Pietro (Piero) Berrino è stato eletto a Napoli presidente della SICPRE, la Società Italiana di Chirurgia Plastica Ricostruttiva-rigenerativa ed Estetica. Si tratta della più antica e rappresentativa associazione di chirurghi plastici in Italia, fondata a Roma nel 1934 e che oggi conta più di 1500 soci. Nello stesso contesto, Franco Migliori, specialista in chirurgia plastica, è stato eletto nel Collegio dei probiviri.

Abbiamo intervistato il neo-presidente per discutere gli obiettivi prioritari del suo mandato e le sfide future di una disciplina tanto complessa quanto, a volte, percepita in modo parziale dal grande pubblico.

– Dottor Berrino, quali sono le priorità del suo mandato?
«L’obiettivo primario è rivalutare l’immagine della chirurgia plastica e del chirurgo plastico, che recenti rappresentazioni mediatiche hanno svilito. Esistono aree di malcostume, su cui interverremo con decisione, ma è nostro dovere distinguere un mondo parallelo di irregolarità da un mondo professionale estremamente attento alla sicurezza e ai bisogni del paziente».

– Come agirete concretamente?
«Attraverso la normativa. Lavoreremo con le autorità e gli organi di controllo per produrre regole più stringenti. Un aspetto cruciale sarà, per esempio, rendere obbligatoria l’evidenza pubblica dell’autorizzazione di studi e strutture. Il paziente deve sapere immediatamente se un locale è autorizzato solo per visite o anche per interventi chirurgici, e quali. Ogni struttura dovrà avere un’indicazione chiara del livello di autorizzazione e dell’elenco degli interventi eseguibili».

– L’opinione pubblica tende a ridurre la chirurgia plastica alla sola estetica, dimenticando il valore fondamentale della chirurgia ricostruttiva. Come comunicare efficacemente tutto questo?
«È parte della stessa valorizzazione. Si pensa erroneamente al chirurgo plastico come all’esecutore di “interventini” estetici. Usando un’analogia, è come confondere l’architetto che progetta un ponte con chi ristruttura una cucina.

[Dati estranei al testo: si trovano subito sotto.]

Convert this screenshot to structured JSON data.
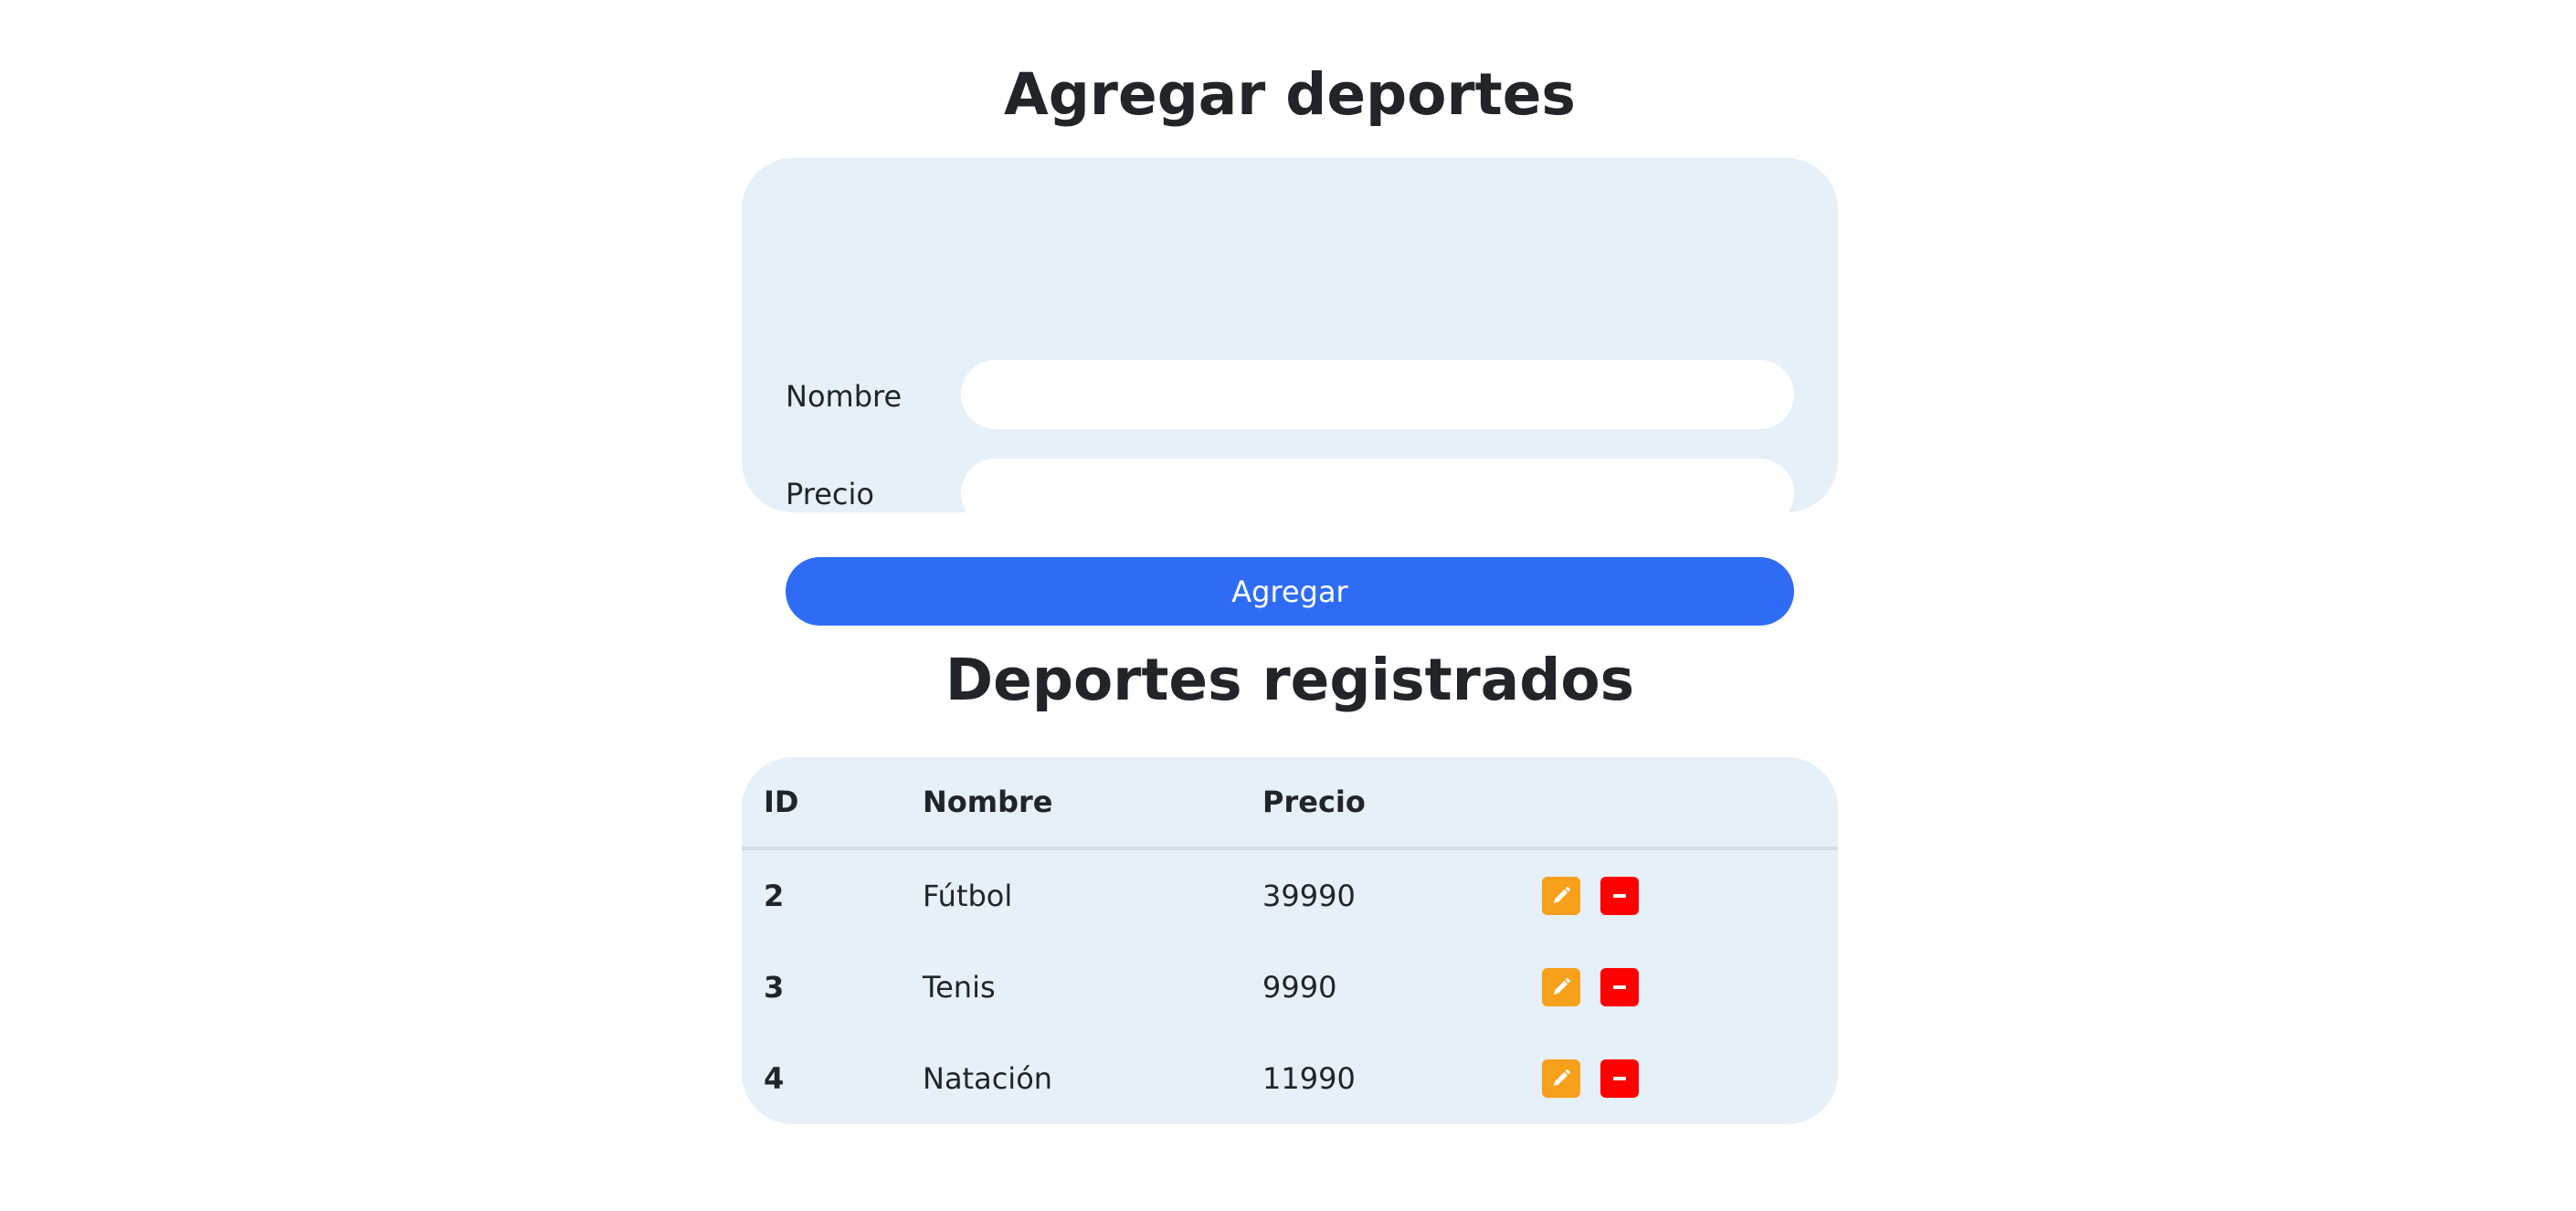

Chi padroneggia la chirurgia ricostruttiva sull’intera superficie corporea saprà gestire non solo il dettaglio estetico, ma anche, e soprattutto, la complicanza».

– Nel nome della società è incluso anche il termine “rigenerativa”. Qual è il significato e l’impatto di questa branca?
«La chirurgia plastica è stata la disciplina pioniera della chirurgia rigenerativa, per questo l’abbiamo inserita nel nome. Siamo stati i primi a utilizzare il lipofilling (o lipostruttura), non solo come riempimento volumetrico, ma come vera rigenerazione tissutale. Un esempio è il trattamento degli esiti da radioterapia: tessuti prima rigidi e assottigliati, dopo il trattamento si rigenerano, tornando morbidi e plicabili. Oggi questa innovazione è adottata da molte altre specialità, dall’ortopedia fino alla veterinaria».

– In che modo la SICPRE interverrà sulla formazione degli specialisti?
«Il nostro ruolo è centrale nell’aggiornamento. Gli specialisti in uscita dalle scuole universitarie necessitano spesso di implementare la formazione in chirurgia estetica. Per questo, metteremo a disposizione corsi di aggiornamento e corsi pratici dedicati. Vi è poi un tema normativo: stiamo lavorando, di concerto con gli universitari, affinché il Ministero autorizzi la frequenza degli specializzandi degli ultimi anni anche presso strutture private qualificate, dove si pratica prevalentemente chirurgia estetica. Attualmente possono frequentare “fuori rete” solo strutture pubbliche, il che è limitante per la nostra peculiare disciplina».

– Guardando al futuro, qual è la sfida principale per la disciplina?
«La sfida più grande risiede ancora nella chirurgia rigenerativa. Penso allo sviluppo di linee cellulari create in laboratorio, che permetteranno risultati oggi inimmaginabili. La chirurgia plastica è centrale in questo sviluppo. Sarà un percorso che richiederà anni, anche per superare i complessi ostacoli autorizzativi necessari prima che un tessuto creato ex-vivo possa essere reimpiantato».